Bir devletin hayatında çok kısa sayılacak 20-30 yıllık dönemde dünyanın ağırlık merkezinin Batı’dan doğuya, bir diğer ifadeyle Asya’ya kayacak olması, Türkiye’nin uzun vadeli hesaplarını yaparken Asya’ya daha fazla atıf yapmasını gerektiriyor. Yakın geleceğin jeopolitik dönüşümünde Türkiye, hem doğu-batı hem de kuzey-güney hattında jeopolitik ve jeoekonomik önemi ile öne çıkan bir ülke olarak değerlendiriliyor. Türkiye’nin de Asya’ya daha fazla önem atfettiği, Asya ülkeleri ile daha yakın ilişkiler kurmak için çaba sarf ettiği biliniyor. “Asya Yeniden” stratejisi kapsamında bölgeye yönelik daha aktif bir tutum sergileyen Türkiye, stratejik açıdan önemli bir hamle yapmış oluyor. Şangay İşbirliği Örgütü (ŞİÖ) ile daha yakın ilişkiler kurulacak olması da Türkiye’nin yeni dünya düzenine şimdiden ayak uydurması olarak okunabilir.
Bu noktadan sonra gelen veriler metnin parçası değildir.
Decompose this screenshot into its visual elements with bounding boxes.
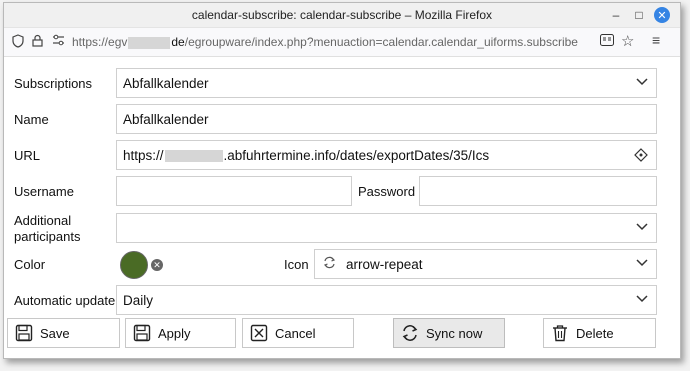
password-input[interactable] <box>419 176 657 206</box>
chevron-down-icon <box>636 256 648 270</box>
participants-label-line2: participants <box>14 229 81 244</box>
url-domain-end: de <box>171 35 185 49</box>
arrow-repeat-icon <box>323 256 336 272</box>
chevron-down-icon <box>636 220 648 234</box>
update-label: Automatic update <box>14 293 116 308</box>
password-label: Password <box>358 184 416 199</box>
url-input[interactable]: https:// .abfuhrtermine.info/dates/export… <box>116 140 657 170</box>
sync-now-button[interactable]: Sync now <box>393 318 505 348</box>
subscriptions-select[interactable]: Abfallkalender <box>116 68 657 98</box>
update-select[interactable]: Daily <box>116 285 657 315</box>
sync-icon <box>400 323 420 343</box>
color-label: Color <box>14 257 46 272</box>
participants-select[interactable] <box>116 213 657 243</box>
chevron-down-icon <box>636 75 648 89</box>
subscriptions-value: Abfallkalender <box>123 76 209 91</box>
url-path: /egroupware/index.php?menuaction=calenda… <box>184 35 578 49</box>
url-start: https://egv <box>72 35 128 49</box>
shield-icon[interactable] <box>12 34 24 51</box>
apply-icon <box>132 323 152 343</box>
delete-label: Delete <box>576 325 614 341</box>
icon-label: Icon <box>284 257 309 272</box>
url-value-end: .abfuhrtermine.info/dates/exportDates/35… <box>223 148 490 163</box>
name-label: Name <box>14 112 49 127</box>
url-bar[interactable]: https://egv de/egroupware/index.php?menua… <box>4 28 680 57</box>
sync-label: Sync now <box>426 325 483 341</box>
browser-window: calendar-subscribe: calendar-subscribe –… <box>3 2 681 359</box>
participants-label-line1: Additional <box>14 213 72 228</box>
username-input[interactable] <box>116 176 352 206</box>
title-bar: calendar-subscribe: calendar-subscribe –… <box>4 3 680 28</box>
bookmark-star-icon[interactable]: ☆ <box>621 32 634 50</box>
maximize-icon[interactable]: □ <box>631 7 647 23</box>
close-icon[interactable]: ✕ <box>654 7 670 23</box>
window-title: calendar-subscribe: calendar-subscribe –… <box>191 8 493 22</box>
redacted-block <box>128 36 171 49</box>
permissions-icon[interactable] <box>52 34 65 49</box>
redacted-block <box>164 150 223 163</box>
url-text[interactable]: https://egv de/egroupware/index.php?menua… <box>72 35 578 49</box>
name-input[interactable]: Abfallkalender <box>116 104 657 134</box>
apply-label: Apply <box>158 325 191 341</box>
cancel-button[interactable]: Cancel <box>242 318 354 348</box>
chevron-down-icon <box>636 292 648 306</box>
minimize-icon[interactable]: ‒ <box>608 7 624 23</box>
icon-select[interactable]: arrow-repeat <box>314 249 657 279</box>
apply-button[interactable]: Apply <box>125 318 236 348</box>
reader-view-icon[interactable] <box>600 34 614 49</box>
color-swatch[interactable] <box>120 251 148 279</box>
save-icon <box>14 323 34 343</box>
save-button[interactable]: Save <box>7 318 120 348</box>
url-field-value: https:// .abfuhrtermine.info/dates/export… <box>123 148 489 163</box>
url-value-start: https:// <box>123 148 164 163</box>
clear-color-icon[interactable]: ✕ <box>151 259 163 271</box>
trash-icon <box>550 323 570 343</box>
delete-button[interactable]: Delete <box>543 318 656 348</box>
cancel-label: Cancel <box>275 325 316 341</box>
autofill-icon[interactable] <box>634 148 648 165</box>
name-value: Abfallkalender <box>123 112 209 127</box>
lock-icon[interactable] <box>32 34 43 50</box>
menu-icon[interactable]: ≡ <box>652 32 660 48</box>
icon-value: arrow-repeat <box>346 257 423 272</box>
subscriptions-label: Subscriptions <box>14 76 93 91</box>
save-label: Save <box>40 325 70 341</box>
cancel-icon <box>249 323 269 343</box>
update-value: Daily <box>123 293 154 308</box>
url-label: URL <box>14 148 41 163</box>
username-label: Username <box>14 184 74 199</box>
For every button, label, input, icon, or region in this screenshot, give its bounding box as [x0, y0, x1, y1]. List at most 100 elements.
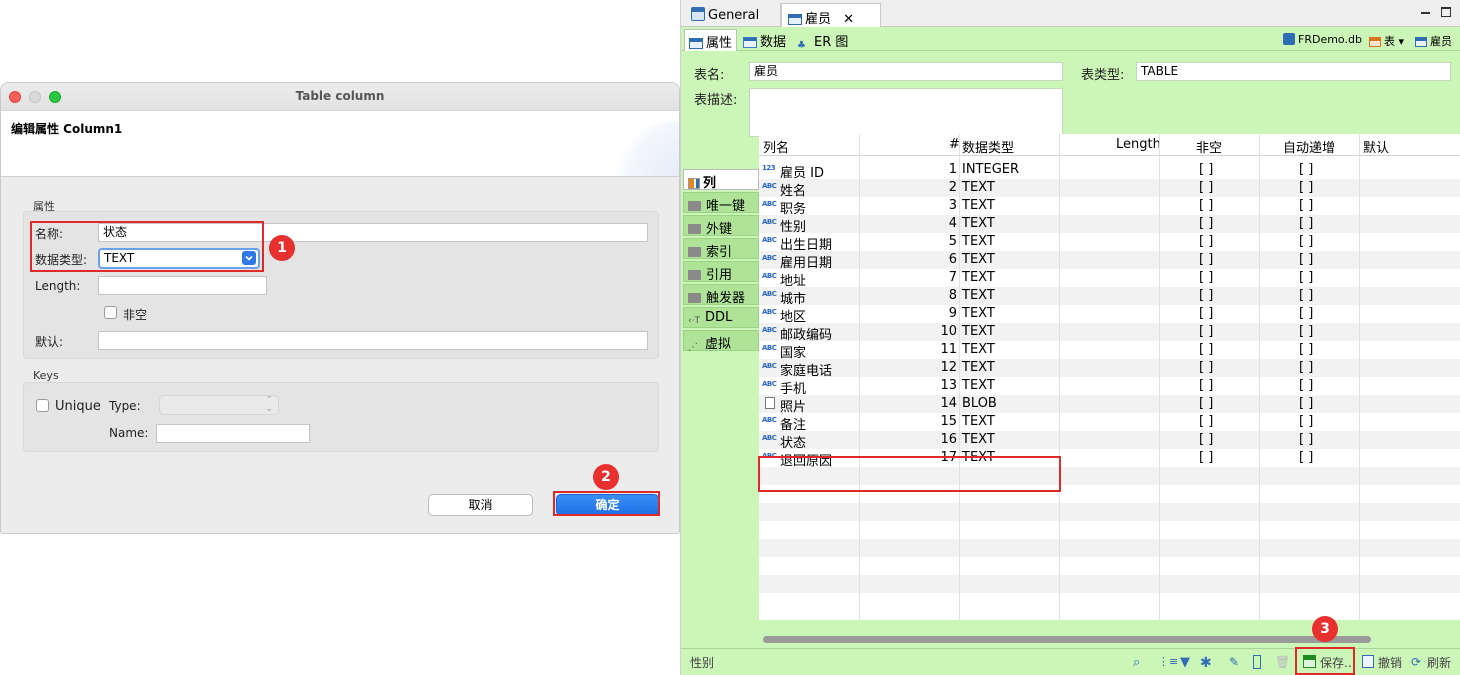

Türkiye, ŞİÖ ile çok taraflı ve çok boyutlu dış politikasında önemli bir açılım yapmakla yetinmek durumunda da değil. Türkiye’nin öncülüğünde geçen yıl ilan edilen Türk Devletleri Teşkilatı (TDT) da önümüzdeki dönemde şimdikinden çok daha önemli bir güç merkezi olma potansiyeline sahip. Türkiye, kültür, dil ve tarih birliği ile çok sıkı bağlarla bağlı olduğu Orta Asya Türklüğü ile daha yakın iş birliği ve eş güdüm kurarak yeni dünya düzeninde önemli bir konuma erişmeye aday.  

TDT Dışişleri Bakanları Konseyi Toplantısı’nda konuşan Dışişleri Bakanı Sayın Çavuşoğlu’nun, “Türk dünyası, tıpkı tarihte olduğu gibi küresel jeopolitiğin merkezi hâline geldi. Enerji, ticaret, taşımacılık güzergâhlarında doğu ile batıyı, kuzey ile güneyi birbirine bağlayan kritik bir konuma sahibiz. Dünyanın içinden geçtiği bu zor dönemde, küresel istikrar ve refah için Türk dünyasının önemi daha da arttı.” şeklindeki tespiti çok isabetli. Türkiye’nin TDT çerçevesinde elinde tuttuğu potansiyelin hayata geçirilmesi, jeopolitiğin kalbi olacak bölgede Türkiye’nin başat güç konumuna erişmesini sağlayabilir. Bu potansiyelin farkında olup, bölgeye yönelik kapsamlı ve sürdürülebilir bir politika belirlenmesi şart.

Batı’nın ekonomik gücü ve buna nispetle siyasi etkinliği zayıflarken, Türkiye’nin liderliğinde tüm TDT üyesi kardeş ülkelerin kenetlenmesi ile 2053 yılında şimdikinden çok daha güçlü bir Türkiye ve Türk dünyasına ulaşmak mümkün görünüyor. Dolayısıyla, Rumların peşine takılan AB ya da Yunanistan’ı ve Suriye’deki terör örgütlerini Türkiye’ye karşı silahlandıran ABD ile ilişkilerimizin alternatifsiz olduğu zannına kapılmak büyük bir hata olur. “Ekseni kayan” değil yeni bir “eksen kuran” Türkiye’nin Türk dünyası ile birlikte inşa edeceği “Türk Kuşağı”, yeni fırsatlar ve büyük umutlar sunan önemli bir kazanım.